Statewide, women held just 18 percent of the seats on county boards throughout the state coming into the 2018 election cycle, according to the Wisconsin Counties Association. In Dane County, however, after the elections last week, women now far exceeds state and national averages for representation holding a whopping 17 of 37 (45.9 percent) Dane County Board seats.
Dane County Supervisor Shelia Stubbs hopes that percentage continues to grow.
“I’m excited about this. This is cool to see. I know that things get done when women are in the room and women are at the table,” Stubbs tells Madison365. “We’re not afraid to have some serious conversations but, at the end of the day, we know how to get in the room and how to get the job done. We know how to work together and we know how to get through things. I’m looking forward to even more issues being addressed and more policies being changed.”
To put the current 46 percent representation in perspective, only 6 percent of Dane County Board members were women in 1970.
“I’ve been on the board for 12 years and I can remember when I first started there just weren’t many women with me,” Stubbs remembers. “In last week’s election, we picked up more women for seats – which is awesome. I’m very excited about one of my former colleagues, Analiese Eicher (representing northeast Madison and Sun Prairie), returned back to County Board, in particular.”
Other women that were elected to the Dane County Board last week included Tanya Buckingham representing Monona and Julie Schwellenbach in northeast Dane County. Schwellenbach replaced long-time Supervisor Dennis O’Loughlin who did not seek reelection, Kelly Danner also defeated long-time Supervisor Al Matano in the area representing Madison’s near-west side.
Dane County is far outpacing the state of Wisconsin, which ranks 29th out of the 50 states in terms of women serving in the Legislature, with 24.2% of seats held by women at the beginning of 2018. Alos, women only hold just 71 statewide elective executive offices across the country out of 312 available positions – 22.8 percent.
“Dane County has been leading the way on diversity and inclusion for some time and these election successes continue to build on that momentum,” says Dane County Board Chair Sharon Corrigan of Middleton in a statement.
“If I can speak for my colleagues, we are certainly excited about adding some new voices to the County Board as we move forward on important issues including protecting our environment, overseeing vital human services and reforming the criminal justice system,” adds Corrigan.
Stubbs, who earlier this year announced that she is running for Wisconsin State Assembly where she hopes to replace retiring Representative Terese Berceau in the 77th District, says she’s excited for the new county board to start tackling serious issues when they convene on the third Tuesday of this month.
“One of the really critical issues that we are faced with in Dane County is the construction of the county jail and making sure that we have the stabilization unit together for people that are having mental illness. How does the community address mental illness and make sure people are getting the proper help and care they need? The answer cannot be jail. That’s a really critical issue,” she says. “I think that we will be really focused on our youth moving forward, too. We will continue our [Dane County] Youth in Governance program. I’m looking forward to getting more youth involved in Dane County government through programs and internships. It creates a pipeline.

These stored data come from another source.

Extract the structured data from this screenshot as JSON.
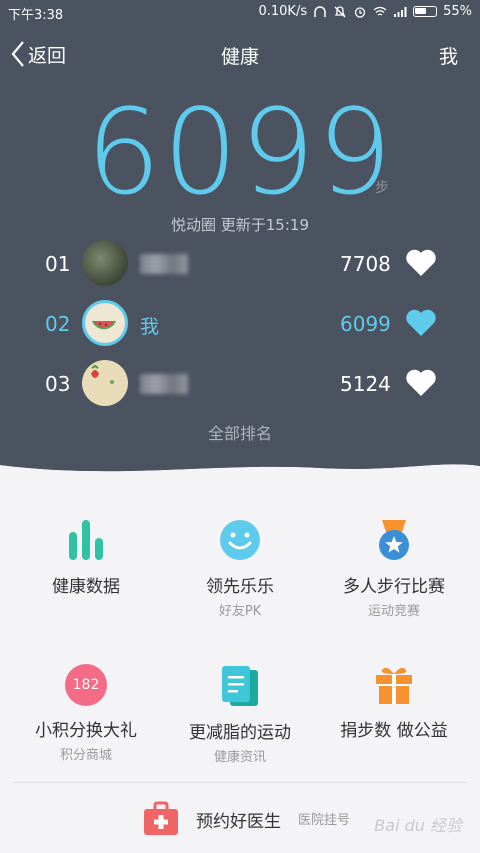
{
  "status_bar": {
    "time": "下午3:38",
    "speed": "0.10K/s",
    "battery": "55%"
  },
  "nav": {
    "back": "返回",
    "title": "健康",
    "me": "我"
  },
  "steps": {
    "value": "6099",
    "unit": "步",
    "update": "悦动圈 更新于15:19"
  },
  "ranking": [
    {
      "rank": "01",
      "name": "",
      "score": "7708",
      "liked": false
    },
    {
      "rank": "02",
      "name": "我",
      "score": "6099",
      "liked": true
    },
    {
      "rank": "03",
      "name": "",
      "score": "5124",
      "liked": false
    }
  ],
  "all_rank": "全部排名",
  "features": [
    {
      "title": "健康数据",
      "subtitle": "",
      "icon": "bar-chart-icon"
    },
    {
      "title": "领先乐乐",
      "subtitle": "好友PK",
      "icon": "smiley-icon"
    },
    {
      "title": "多人步行比赛",
      "subtitle": "运动竞赛",
      "icon": "medal-icon"
    },
    {
      "title": "小积分换大礼",
      "subtitle": "积分商城",
      "icon": "points-badge-icon",
      "badge": "182"
    },
    {
      "title": "更减脂的运动",
      "subtitle": "健康资讯",
      "icon": "document-icon"
    },
    {
      "title": "捐步数 做公益",
      "subtitle": "",
      "icon": "gift-icon"
    }
  ],
  "doctor": {
    "title": "预约好医生",
    "subtitle": "医院挂号",
    "icon": "medical-kit-icon"
  },
  "watermark": "Bai du 经验",
  "colors": {
    "accent": "#5fcbec",
    "header_bg": "#4b5260",
    "teal": "#2fc3a3",
    "pink": "#f36b87",
    "orange": "#f7922e",
    "red": "#ef6464"
  }
}
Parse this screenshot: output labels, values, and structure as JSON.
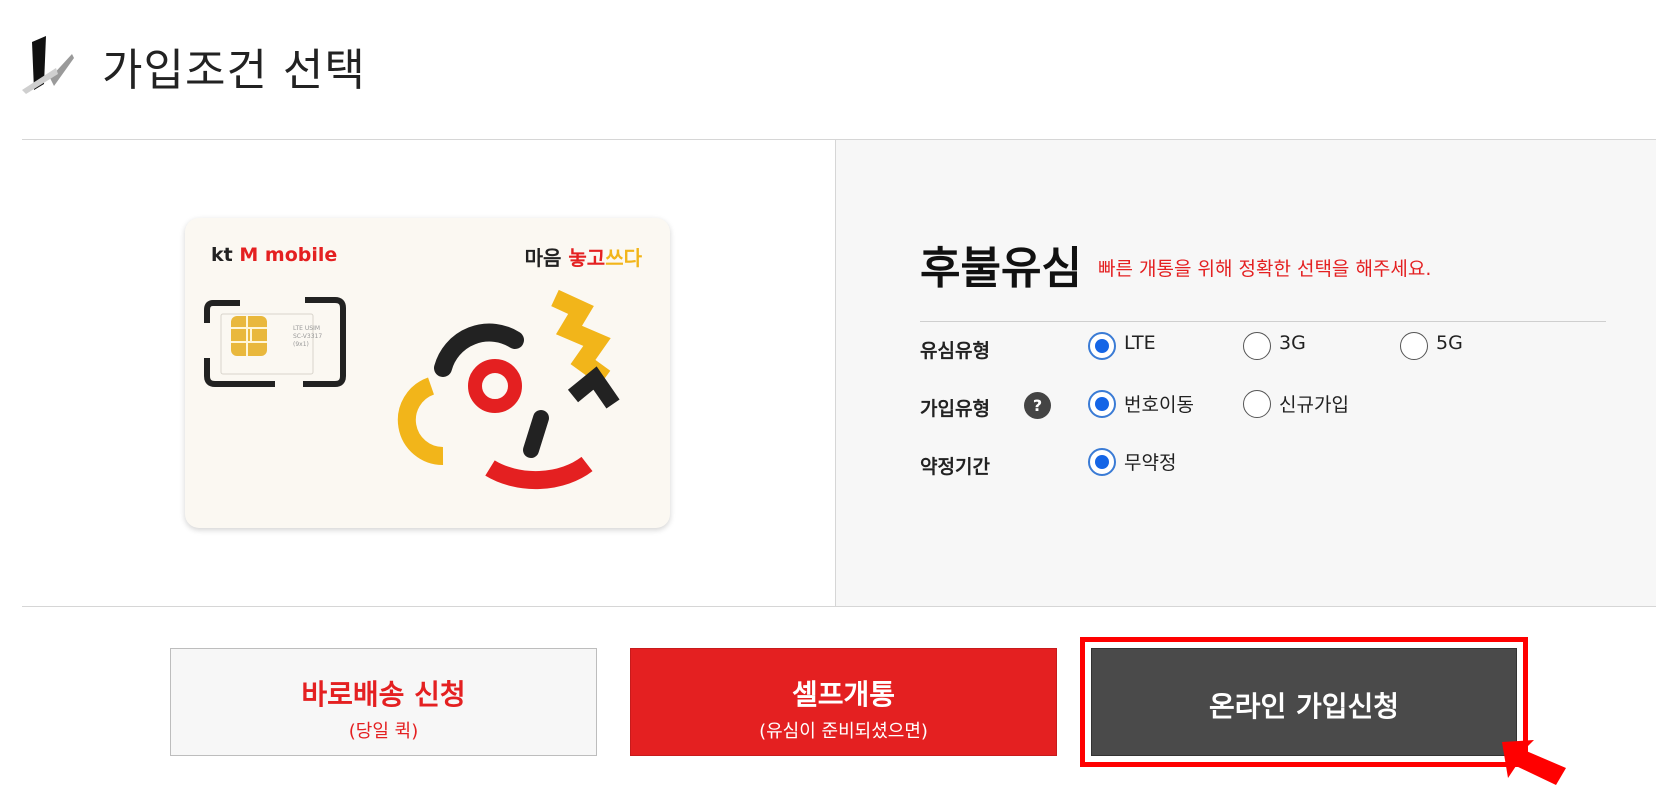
{
  "step": {
    "number": "1",
    "title": "가입조건 선택"
  },
  "sim_card": {
    "brand_kt": "kt",
    "brand_m": "M",
    "brand_mobile": "mobile",
    "slogan_part1": "마음",
    "slogan_part2": "놓고",
    "slogan_part3": "쓰다",
    "chip_text": "LTE USIM SC-V3317 (9x1)"
  },
  "plan": {
    "title": "후불유심",
    "hint": "빠른 개통을 위해 정확한 선택을 해주세요.",
    "rows": [
      {
        "label": "유심유형",
        "options": [
          {
            "label": "LTE",
            "checked": true
          },
          {
            "label": "3G",
            "checked": false
          },
          {
            "label": "5G",
            "checked": false
          }
        ]
      },
      {
        "label": "가입유형",
        "help_icon": "?",
        "options": [
          {
            "label": "번호이동",
            "checked": true
          },
          {
            "label": "신규가입",
            "checked": false
          }
        ]
      },
      {
        "label": "약정기간",
        "options": [
          {
            "label": "무약정",
            "checked": true
          }
        ]
      }
    ]
  },
  "buttons": {
    "quick": {
      "main": "바로배송 신청",
      "sub": "(당일 퀵)"
    },
    "self": {
      "main": "셀프개통",
      "sub": "(유심이 준비되셨으면)"
    },
    "online": {
      "main": "온라인 가입신청"
    }
  },
  "colors": {
    "accent_red": "#e42021",
    "radio_blue": "#1565e6",
    "dark_button": "#4a4a4a",
    "highlight": "#ff0000"
  },
  "icons": [
    "help-icon",
    "pointer-arrow-icon",
    "sim-chip-icon"
  ]
}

“Housing and homelessness we will continue to address … and another issue that the County Board will be working on is racial disparities. As you know, Dane County is one of the worst places in the nation for people of color,” Stubbs adds.

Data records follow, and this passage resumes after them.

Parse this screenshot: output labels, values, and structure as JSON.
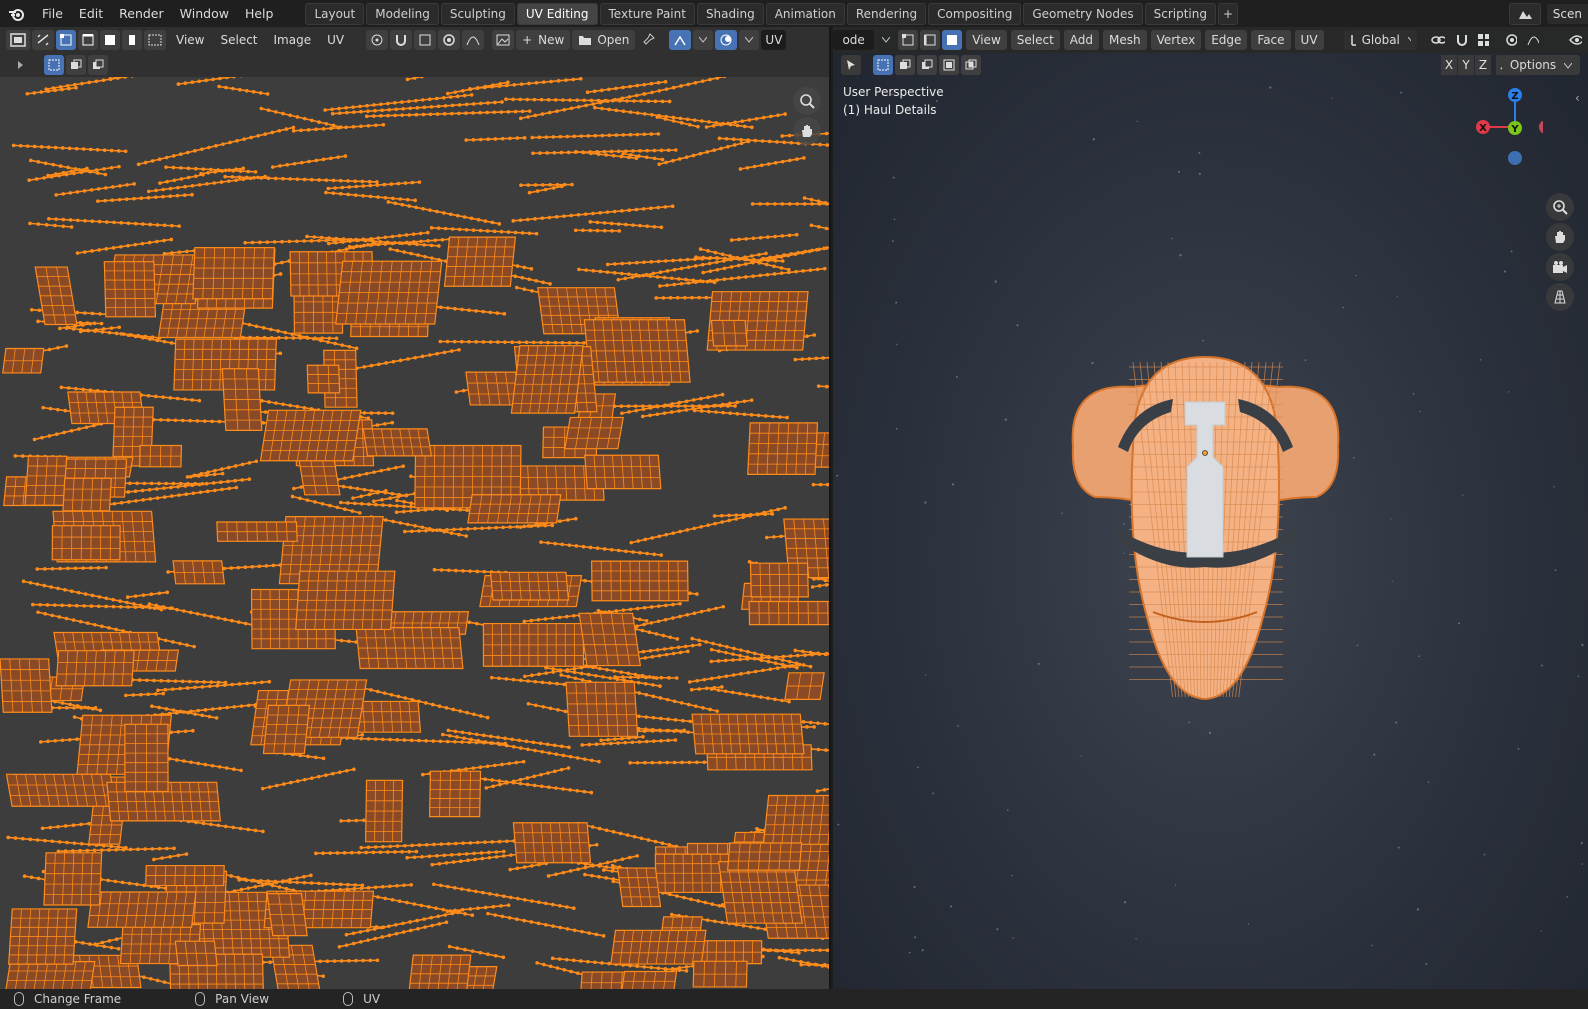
{
  "topbar": {
    "menus": [
      "File",
      "Edit",
      "Render",
      "Window",
      "Help"
    ],
    "workspaces": [
      "Layout",
      "Modeling",
      "Sculpting",
      "UV Editing",
      "Texture Paint",
      "Shading",
      "Animation",
      "Rendering",
      "Compositing",
      "Geometry Nodes",
      "Scripting"
    ],
    "active_workspace": "UV Editing",
    "add_tab": "+",
    "scene_label": "Scen"
  },
  "uv_editor": {
    "menus": [
      "View",
      "Select",
      "Image",
      "UV"
    ],
    "new_label": "New",
    "open_label": "Open",
    "mode_label": "UV"
  },
  "viewport": {
    "mode_label": "ode",
    "menus": [
      "View",
      "Select",
      "Add",
      "Mesh",
      "Vertex",
      "Edge",
      "Face",
      "UV"
    ],
    "orientation": "Global",
    "perspective_text": "User Perspective",
    "object_text": "(1) Haul Details",
    "axes": [
      "X",
      "Y",
      "Z"
    ],
    "options_label": "Options",
    "gizmo_labels": {
      "x": "X",
      "y": "Y",
      "z": "Z"
    }
  },
  "statusbar": {
    "items": [
      "Change Frame",
      "Pan View",
      "UV"
    ]
  },
  "colors": {
    "accent": "#4772b3",
    "uv_orange": "#ff8c1a",
    "uv_fill": "#8b4a26",
    "mesh_orange": "#f3b184",
    "x_axis": "#e0394a",
    "y_axis": "#7ac51c",
    "z_axis": "#2c7ee8"
  }
}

That – like with women’s issues – would also be helped with proper representation, right? For a while now, Stubbs has been the only African American currently serving on the Dane County Board that, let’s be honest, really lacks racial diversity. Last week, Yogesh Chawla became the second Indian American ever elected to the Dane County Board, replacing former Board Chair Supervisor John Hendrick on Madison’s near east side.
“We are overdue to be represented. We did gain a person of color on the board [Chawla] this past election, so we now have four people of color on the Dane County Board. Out of 37 supervisors on the board, that is not a good percentage. It’s a start, but it shouldn’t be anywhere near the end,” Stubbs says. “The more people you get in a room – involved and engaged – the more voices you will be able to hear collectively. We’re still missing some key voices in our community – we’re missing Latinos; we’re missing Hmong, and we’re missing other voices that are still not being represented.
“I hope that we continue to embrace our diversity by bringing these voices on board in the future,” she adds.
All newly elected supervisors will be sworn in at the County Board’s organizational meeting on Tuesday, April 17.